A beat later, I looked down at Sarah. “She says yes.”

She laughed softly, eyes still filled with an understanding of my grief that made me love her even more. Pressing a kiss to my fingertips, I rested them against the painting. “Miss you, Mum.”

Swallowing hard, I stepped back, tugging on Sarah’s hand. “Let’s go, my love.”

As we turned to leave, my feet stuttered at the sight of my father standing beneath the archway of the library. For just a second, he wore a stricken expression that shocked me.

However, he quickly covered it, smoothing his countenance to that blank expression I was more familiar with. I knew that blank expression. I’d worn it many times myself to cover up my true feelings.

I realized then that perhaps my father was human after all. That maybe he did experience remorse and guilt. But he was too scared to admit those feelings, too afraid to reveal he was fallible. Terrified, perhaps, to let those emotions in, in case they swallowed him whole.

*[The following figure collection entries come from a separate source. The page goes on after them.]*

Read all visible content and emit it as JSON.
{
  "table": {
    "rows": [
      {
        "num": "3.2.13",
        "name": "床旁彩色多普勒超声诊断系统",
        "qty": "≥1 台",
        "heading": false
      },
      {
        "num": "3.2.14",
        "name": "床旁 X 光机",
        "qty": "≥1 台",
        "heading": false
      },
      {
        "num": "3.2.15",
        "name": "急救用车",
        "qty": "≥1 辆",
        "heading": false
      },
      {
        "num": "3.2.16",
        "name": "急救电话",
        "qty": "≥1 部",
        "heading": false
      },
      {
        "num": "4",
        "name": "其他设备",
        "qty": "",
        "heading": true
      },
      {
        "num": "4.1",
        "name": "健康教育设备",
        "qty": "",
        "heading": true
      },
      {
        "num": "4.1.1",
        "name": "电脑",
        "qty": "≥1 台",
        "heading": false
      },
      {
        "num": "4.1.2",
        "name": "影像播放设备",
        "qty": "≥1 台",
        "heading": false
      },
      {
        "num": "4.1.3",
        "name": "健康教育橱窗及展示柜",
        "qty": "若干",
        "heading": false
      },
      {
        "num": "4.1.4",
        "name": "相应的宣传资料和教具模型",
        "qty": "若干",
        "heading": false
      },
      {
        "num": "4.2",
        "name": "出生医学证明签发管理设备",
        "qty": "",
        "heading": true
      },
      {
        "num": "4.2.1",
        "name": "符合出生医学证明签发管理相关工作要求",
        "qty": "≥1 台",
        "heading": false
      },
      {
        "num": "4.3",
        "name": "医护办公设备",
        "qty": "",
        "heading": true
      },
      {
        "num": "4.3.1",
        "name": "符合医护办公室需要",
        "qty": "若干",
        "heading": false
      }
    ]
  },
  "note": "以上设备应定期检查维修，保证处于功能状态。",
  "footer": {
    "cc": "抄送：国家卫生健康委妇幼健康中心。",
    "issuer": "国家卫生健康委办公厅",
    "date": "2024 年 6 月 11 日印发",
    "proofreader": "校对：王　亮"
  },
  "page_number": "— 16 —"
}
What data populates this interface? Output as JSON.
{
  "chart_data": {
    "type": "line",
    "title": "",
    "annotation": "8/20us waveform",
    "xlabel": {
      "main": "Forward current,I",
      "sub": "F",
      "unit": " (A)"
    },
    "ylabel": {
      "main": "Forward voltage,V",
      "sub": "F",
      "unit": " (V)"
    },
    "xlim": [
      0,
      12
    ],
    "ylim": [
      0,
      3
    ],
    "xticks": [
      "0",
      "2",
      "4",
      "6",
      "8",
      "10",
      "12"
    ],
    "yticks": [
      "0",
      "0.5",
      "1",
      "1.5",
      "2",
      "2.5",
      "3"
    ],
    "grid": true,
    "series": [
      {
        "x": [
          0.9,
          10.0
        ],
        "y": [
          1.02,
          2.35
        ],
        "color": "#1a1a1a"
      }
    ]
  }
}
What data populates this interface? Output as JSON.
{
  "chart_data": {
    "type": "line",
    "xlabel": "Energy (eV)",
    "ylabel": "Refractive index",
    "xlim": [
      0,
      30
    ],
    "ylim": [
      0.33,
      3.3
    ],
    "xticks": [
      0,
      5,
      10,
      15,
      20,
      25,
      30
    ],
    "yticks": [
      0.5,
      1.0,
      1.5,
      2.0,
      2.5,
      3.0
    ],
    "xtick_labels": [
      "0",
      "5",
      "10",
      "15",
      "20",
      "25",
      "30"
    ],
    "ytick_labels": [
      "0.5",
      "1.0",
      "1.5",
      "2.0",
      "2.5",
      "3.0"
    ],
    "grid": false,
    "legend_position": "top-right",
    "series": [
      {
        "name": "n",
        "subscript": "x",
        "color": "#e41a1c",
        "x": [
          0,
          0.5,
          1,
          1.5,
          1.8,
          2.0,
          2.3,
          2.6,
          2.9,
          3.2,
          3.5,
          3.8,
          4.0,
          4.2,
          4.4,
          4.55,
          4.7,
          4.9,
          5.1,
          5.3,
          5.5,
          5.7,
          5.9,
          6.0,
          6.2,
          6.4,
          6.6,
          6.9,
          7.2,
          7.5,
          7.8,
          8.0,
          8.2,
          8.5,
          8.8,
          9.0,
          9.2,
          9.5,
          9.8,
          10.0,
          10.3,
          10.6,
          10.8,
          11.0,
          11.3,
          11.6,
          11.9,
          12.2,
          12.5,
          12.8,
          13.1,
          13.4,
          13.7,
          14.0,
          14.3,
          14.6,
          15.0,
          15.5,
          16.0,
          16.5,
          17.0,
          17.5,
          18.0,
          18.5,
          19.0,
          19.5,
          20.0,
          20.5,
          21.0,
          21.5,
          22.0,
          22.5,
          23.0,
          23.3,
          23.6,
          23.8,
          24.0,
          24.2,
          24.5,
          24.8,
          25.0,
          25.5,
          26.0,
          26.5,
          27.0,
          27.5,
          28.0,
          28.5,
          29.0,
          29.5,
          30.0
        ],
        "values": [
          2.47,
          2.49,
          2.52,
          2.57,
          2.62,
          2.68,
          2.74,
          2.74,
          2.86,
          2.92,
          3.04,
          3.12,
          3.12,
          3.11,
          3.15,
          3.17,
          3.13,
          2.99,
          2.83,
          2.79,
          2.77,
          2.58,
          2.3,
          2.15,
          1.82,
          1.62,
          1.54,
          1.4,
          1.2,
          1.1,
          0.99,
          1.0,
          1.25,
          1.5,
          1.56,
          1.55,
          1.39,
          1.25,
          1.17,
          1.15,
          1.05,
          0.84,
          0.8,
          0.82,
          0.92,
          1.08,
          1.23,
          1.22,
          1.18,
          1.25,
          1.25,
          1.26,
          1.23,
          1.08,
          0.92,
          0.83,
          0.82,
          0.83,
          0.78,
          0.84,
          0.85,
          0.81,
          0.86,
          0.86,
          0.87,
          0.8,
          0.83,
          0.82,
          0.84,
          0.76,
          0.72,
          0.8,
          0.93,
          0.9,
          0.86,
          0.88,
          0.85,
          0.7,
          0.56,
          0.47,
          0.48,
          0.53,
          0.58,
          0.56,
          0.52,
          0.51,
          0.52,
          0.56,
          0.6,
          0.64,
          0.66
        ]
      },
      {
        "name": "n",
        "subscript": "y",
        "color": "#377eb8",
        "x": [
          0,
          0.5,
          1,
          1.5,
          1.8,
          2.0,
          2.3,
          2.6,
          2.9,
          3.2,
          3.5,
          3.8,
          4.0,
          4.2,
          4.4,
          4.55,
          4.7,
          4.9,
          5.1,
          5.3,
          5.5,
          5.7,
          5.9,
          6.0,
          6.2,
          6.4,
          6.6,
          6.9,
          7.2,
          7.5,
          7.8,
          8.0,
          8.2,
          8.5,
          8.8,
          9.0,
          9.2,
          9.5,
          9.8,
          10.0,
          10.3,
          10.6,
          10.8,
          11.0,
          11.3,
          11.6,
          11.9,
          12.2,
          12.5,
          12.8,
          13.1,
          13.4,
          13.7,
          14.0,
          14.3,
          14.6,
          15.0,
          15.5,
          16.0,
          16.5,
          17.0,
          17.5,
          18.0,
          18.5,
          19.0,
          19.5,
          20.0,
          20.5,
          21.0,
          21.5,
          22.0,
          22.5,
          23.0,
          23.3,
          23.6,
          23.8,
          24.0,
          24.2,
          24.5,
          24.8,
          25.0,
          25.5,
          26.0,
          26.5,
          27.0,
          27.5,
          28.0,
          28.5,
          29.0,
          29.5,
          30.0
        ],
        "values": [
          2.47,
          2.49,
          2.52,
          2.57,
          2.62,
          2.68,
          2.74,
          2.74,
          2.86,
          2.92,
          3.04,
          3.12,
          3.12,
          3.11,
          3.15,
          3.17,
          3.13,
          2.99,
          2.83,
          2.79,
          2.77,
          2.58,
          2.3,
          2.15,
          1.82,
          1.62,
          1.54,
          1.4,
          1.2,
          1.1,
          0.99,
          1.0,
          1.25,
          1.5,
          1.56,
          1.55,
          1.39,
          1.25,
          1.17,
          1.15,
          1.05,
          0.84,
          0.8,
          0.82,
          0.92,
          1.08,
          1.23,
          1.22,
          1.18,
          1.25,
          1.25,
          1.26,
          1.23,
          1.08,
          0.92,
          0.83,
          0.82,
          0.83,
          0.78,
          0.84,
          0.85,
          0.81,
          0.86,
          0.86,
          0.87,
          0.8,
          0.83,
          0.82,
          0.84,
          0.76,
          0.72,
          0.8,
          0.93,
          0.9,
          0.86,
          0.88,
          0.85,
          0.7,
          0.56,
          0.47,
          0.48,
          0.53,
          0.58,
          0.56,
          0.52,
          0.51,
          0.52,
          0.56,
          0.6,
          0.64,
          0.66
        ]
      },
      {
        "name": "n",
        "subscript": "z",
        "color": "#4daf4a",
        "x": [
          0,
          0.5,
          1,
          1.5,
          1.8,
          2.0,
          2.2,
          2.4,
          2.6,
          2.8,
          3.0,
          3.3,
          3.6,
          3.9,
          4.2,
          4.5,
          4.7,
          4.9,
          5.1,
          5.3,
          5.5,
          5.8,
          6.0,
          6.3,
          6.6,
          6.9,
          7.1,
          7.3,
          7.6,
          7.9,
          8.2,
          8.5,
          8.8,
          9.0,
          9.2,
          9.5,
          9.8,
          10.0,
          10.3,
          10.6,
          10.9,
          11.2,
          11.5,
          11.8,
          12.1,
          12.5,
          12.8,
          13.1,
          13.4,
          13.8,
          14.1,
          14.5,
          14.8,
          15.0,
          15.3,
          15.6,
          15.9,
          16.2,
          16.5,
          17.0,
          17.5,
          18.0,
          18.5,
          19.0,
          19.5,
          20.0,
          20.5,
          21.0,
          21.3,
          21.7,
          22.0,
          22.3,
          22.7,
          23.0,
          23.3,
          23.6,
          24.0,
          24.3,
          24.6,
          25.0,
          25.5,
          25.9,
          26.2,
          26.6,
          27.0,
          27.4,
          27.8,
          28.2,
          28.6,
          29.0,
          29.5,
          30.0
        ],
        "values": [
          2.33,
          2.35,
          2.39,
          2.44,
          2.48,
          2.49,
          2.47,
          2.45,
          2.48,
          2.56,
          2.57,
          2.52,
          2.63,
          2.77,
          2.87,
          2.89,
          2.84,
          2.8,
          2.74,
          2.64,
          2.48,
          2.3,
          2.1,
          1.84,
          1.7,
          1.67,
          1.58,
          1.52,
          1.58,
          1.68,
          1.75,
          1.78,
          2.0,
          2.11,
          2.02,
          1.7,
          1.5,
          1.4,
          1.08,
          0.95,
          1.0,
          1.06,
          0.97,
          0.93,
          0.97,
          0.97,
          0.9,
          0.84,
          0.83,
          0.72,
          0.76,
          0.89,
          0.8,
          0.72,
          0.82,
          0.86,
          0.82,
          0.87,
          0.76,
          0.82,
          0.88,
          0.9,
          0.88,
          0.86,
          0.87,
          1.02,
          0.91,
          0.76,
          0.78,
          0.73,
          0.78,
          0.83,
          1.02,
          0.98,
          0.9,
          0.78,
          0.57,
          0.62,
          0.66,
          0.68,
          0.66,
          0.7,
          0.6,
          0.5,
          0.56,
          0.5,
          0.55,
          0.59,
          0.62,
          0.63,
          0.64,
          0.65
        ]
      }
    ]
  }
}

And in the end, my father’s fear would leave him with nothing and nobody but one son who stuck around out of duty.

It hit me then, as we left the house on Wilton Crescent, with more clarity than ever, why Sarah asked me to do this. I couldn’t lock my feelings away like my father did. I’d only lose everyone who mattered to me. And there was no way in hell I’d ever risk turning out to be just like Stephen Cavendish.

I wanted to be better.

Not just for Sarah.

For me too.

Thirty-Four

THEO

In an effort not to come off as a suffocating, overprotective Neanderthal, I hadn’t expressed my concern about Sarah heading out into the city. It was the day before New Year’s Eve and London would be teeming with visitors. I had to trust Sarah would be safe, however, meeting her agent for drinks at a bar near Charing Cross.

Thankfully, morbid distraction came in the shape of an encrypted file sent to my email by DCI English’s team. They’d agreed at our visit to let me read the fan mail that had been sent to me in case there was a clue that perhaps only I might pick up on.